Treintrots
23 augustus 2023
Hedendaagse wetenschappers reizen wat af. Voor mijn eerste conferentie spoorde ik van Brussel-Zuid naar Odense. Vanuit Duitsland voer de trein mee op een ferry naar Denemarken. Zo konden we een frisse neus halen op het dek. Bij valavond moest ik nog overstappen in Ringsted, vanwaar de laatste trein via een tunnel over de Grote Beltbrug reed. Het was al bijzonder om per trein een zeestraat over te steken en onderweg raakte ik ook nog in gesprek met een kettingrokende professor die onderzoek deed naar de opname van goud in rozen.
Ik spoorde ook meerdere keren naar Berlijn om er metingen te doen aan het synchrotron. In 2008 mocht ik de resultaten presenteren op het wereldcongres over biosensoren, dat jaar in Shanghai. Oost-China is in principe met de trein te bereiken, maar ik moest op tijd terug zijn om mijn doctoraat te verdedigen. Ik nam dus toch het vliegtuig.

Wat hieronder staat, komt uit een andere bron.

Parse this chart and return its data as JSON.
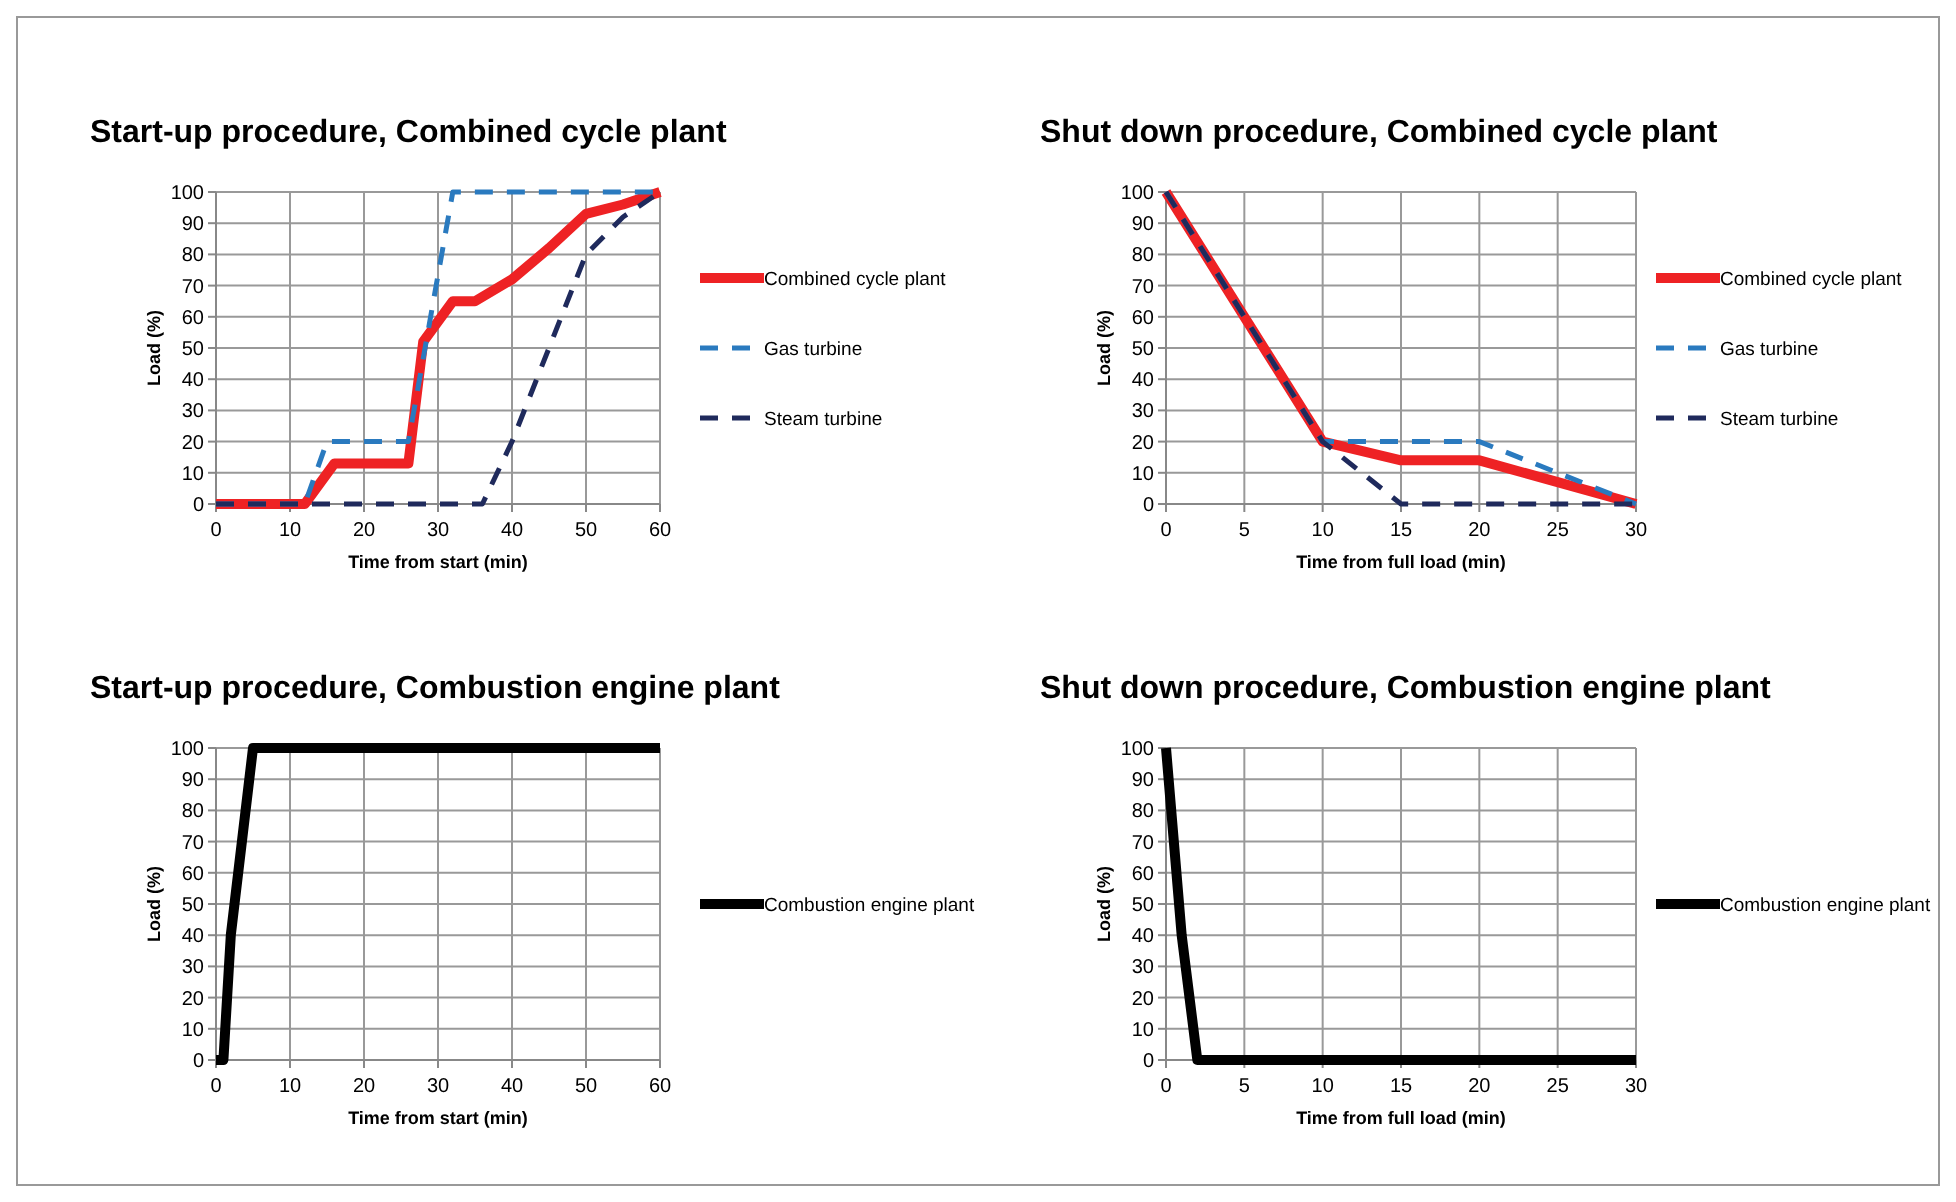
{
  "chart_data": [
    {
      "type": "line",
      "title": "Start-up procedure, Combined cycle plant",
      "xlabel": "Time from start (min)",
      "ylabel": "Load (%)",
      "xlim": [
        0,
        60
      ],
      "xticks": [
        0,
        10,
        20,
        30,
        40,
        50,
        60
      ],
      "ylim": [
        0,
        100
      ],
      "yticks": [
        0,
        10,
        20,
        30,
        40,
        50,
        60,
        70,
        80,
        90,
        100
      ],
      "grid": true,
      "legend": "right",
      "series": [
        {
          "name": "Combined cycle plant",
          "color": "#ee2224",
          "line_style": "solid",
          "x": [
            0,
            12,
            16,
            26,
            28,
            32,
            35,
            40,
            45,
            50,
            55,
            60
          ],
          "values": [
            0,
            0,
            13,
            13,
            52,
            65,
            65,
            72,
            82,
            93,
            96,
            100
          ]
        },
        {
          "name": "Gas turbine",
          "color": "#2a7abf",
          "line_style": "dashed",
          "x": [
            0,
            12,
            15,
            26,
            32,
            60
          ],
          "values": [
            0,
            0,
            20,
            20,
            100,
            100
          ]
        },
        {
          "name": "Steam turbine",
          "color": "#1f2a5c",
          "line_style": "dashed",
          "x": [
            0,
            36,
            40,
            45,
            50,
            55,
            60
          ],
          "values": [
            0,
            0,
            20,
            50,
            80,
            92,
            100
          ]
        }
      ]
    },
    {
      "type": "line",
      "title": "Shut down procedure, Combined cycle plant",
      "xlabel": "Time from full load  (min)",
      "ylabel": "Load (%)",
      "xlim": [
        0,
        30
      ],
      "xticks": [
        0,
        5,
        10,
        15,
        20,
        25,
        30
      ],
      "ylim": [
        0,
        100
      ],
      "yticks": [
        0,
        10,
        20,
        30,
        40,
        50,
        60,
        70,
        80,
        90,
        100
      ],
      "grid": true,
      "legend": "right",
      "series": [
        {
          "name": "Combined cycle plant",
          "color": "#ee2224",
          "line_style": "solid",
          "x": [
            0,
            5,
            10,
            15,
            20,
            25,
            30
          ],
          "values": [
            100,
            60,
            20,
            14,
            14,
            7,
            0
          ]
        },
        {
          "name": "Gas turbine",
          "color": "#2a7abf",
          "line_style": "dashed",
          "x": [
            0,
            10,
            20,
            30
          ],
          "values": [
            100,
            20,
            20,
            0
          ]
        },
        {
          "name": "Steam turbine",
          "color": "#1f2a5c",
          "line_style": "dashed",
          "x": [
            0,
            10,
            15,
            30
          ],
          "values": [
            100,
            20,
            0,
            0
          ]
        }
      ]
    },
    {
      "type": "line",
      "title": "Start-up procedure, Combustion engine plant",
      "xlabel": "Time from start (min)",
      "ylabel": "Load (%)",
      "xlim": [
        0,
        60
      ],
      "xticks": [
        0,
        10,
        20,
        30,
        40,
        50,
        60
      ],
      "ylim": [
        0,
        100
      ],
      "yticks": [
        0,
        10,
        20,
        30,
        40,
        50,
        60,
        70,
        80,
        90,
        100
      ],
      "grid": true,
      "legend": "right",
      "series": [
        {
          "name": "Combustion engine plant",
          "color": "#000000",
          "line_style": "solid",
          "x": [
            0,
            1,
            2,
            4,
            5,
            60
          ],
          "values": [
            0,
            0,
            40,
            80,
            100,
            100
          ]
        }
      ]
    },
    {
      "type": "line",
      "title": "Shut down procedure, Combustion engine plant",
      "xlabel": "Time from full load  (min)",
      "ylabel": "Load (%)",
      "xlim": [
        0,
        30
      ],
      "xticks": [
        0,
        5,
        10,
        15,
        20,
        25,
        30
      ],
      "ylim": [
        0,
        100
      ],
      "yticks": [
        0,
        10,
        20,
        30,
        40,
        50,
        60,
        70,
        80,
        90,
        100
      ],
      "grid": true,
      "legend": "right",
      "series": [
        {
          "name": "Combustion engine plant",
          "color": "#000000",
          "line_style": "solid",
          "x": [
            0,
            1,
            2,
            30
          ],
          "values": [
            100,
            40,
            0,
            0
          ]
        }
      ]
    }
  ]
}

Na mijn overstap naar de filosofie vloog ik in 2011 ook nog trans-Atlantisch om in New York een lezing te geven over mijn werk aan infinitesimale kansen, die oneindig klein zijn maar toch niet nul. Na afloop vertelde Rohit Parikh, een logicus verbonden aan City College of New York, dat mijn lezing over oneindig kleine kansen hem deed denken aan volgend verhaal.
Er was eens een verkoper van geroosterde walnoten. Een arme man kwam bij zijn kraam en genoot zichtbaar van de geur van de noten.
‘Heb je de walnoten geroken?’ vroeg de verkoper.
‘Ja,’ zei de man.
‘Dan moet je me daarvoor betalen,’ eiste de verkoper.
De man knikte instemmend, nam twee munten uit zijn zak en liet ze rinkelen tussen zijn gesloten handen. De verkoper strekte zijn arm uit om de munten in ontvangst te nemen.
‘Heb je de munten gehoord?’ vroeg de man.
‘Ja,’ zei de verkoper.
‘Goed, dan heb ik je betaald,’ zei de man.
Een kleine online zoektocht leverde me een tiental varianten op van dit verhaal. Blijkbaar is het in alle werelddelen bekend. De aard van het eten varieert, maar het gaat altijd om geroosterd of gebakken voedsel. Het is ook niet altijd het geluid van munten dat als betaalmiddel wordt gebruikt, maar soms ook muziek of tromgeroffel.
Dit verhaal is wetenschappelijk te verantwoorden: het feit dat we etenswaren kunnen ruiken, wijst erop dat er moleculen van het eten in onze neus terecht zijn gekomen. De hoeveelheid moleculen die nodig is om iets te ruiken is verwaarloosbaar ten opzichte van de hoeveelheid moleculen die je binnenkrijgt als je eet. Het geluid van geld echter brengt zelfs geen fractie van een cent in het laatje.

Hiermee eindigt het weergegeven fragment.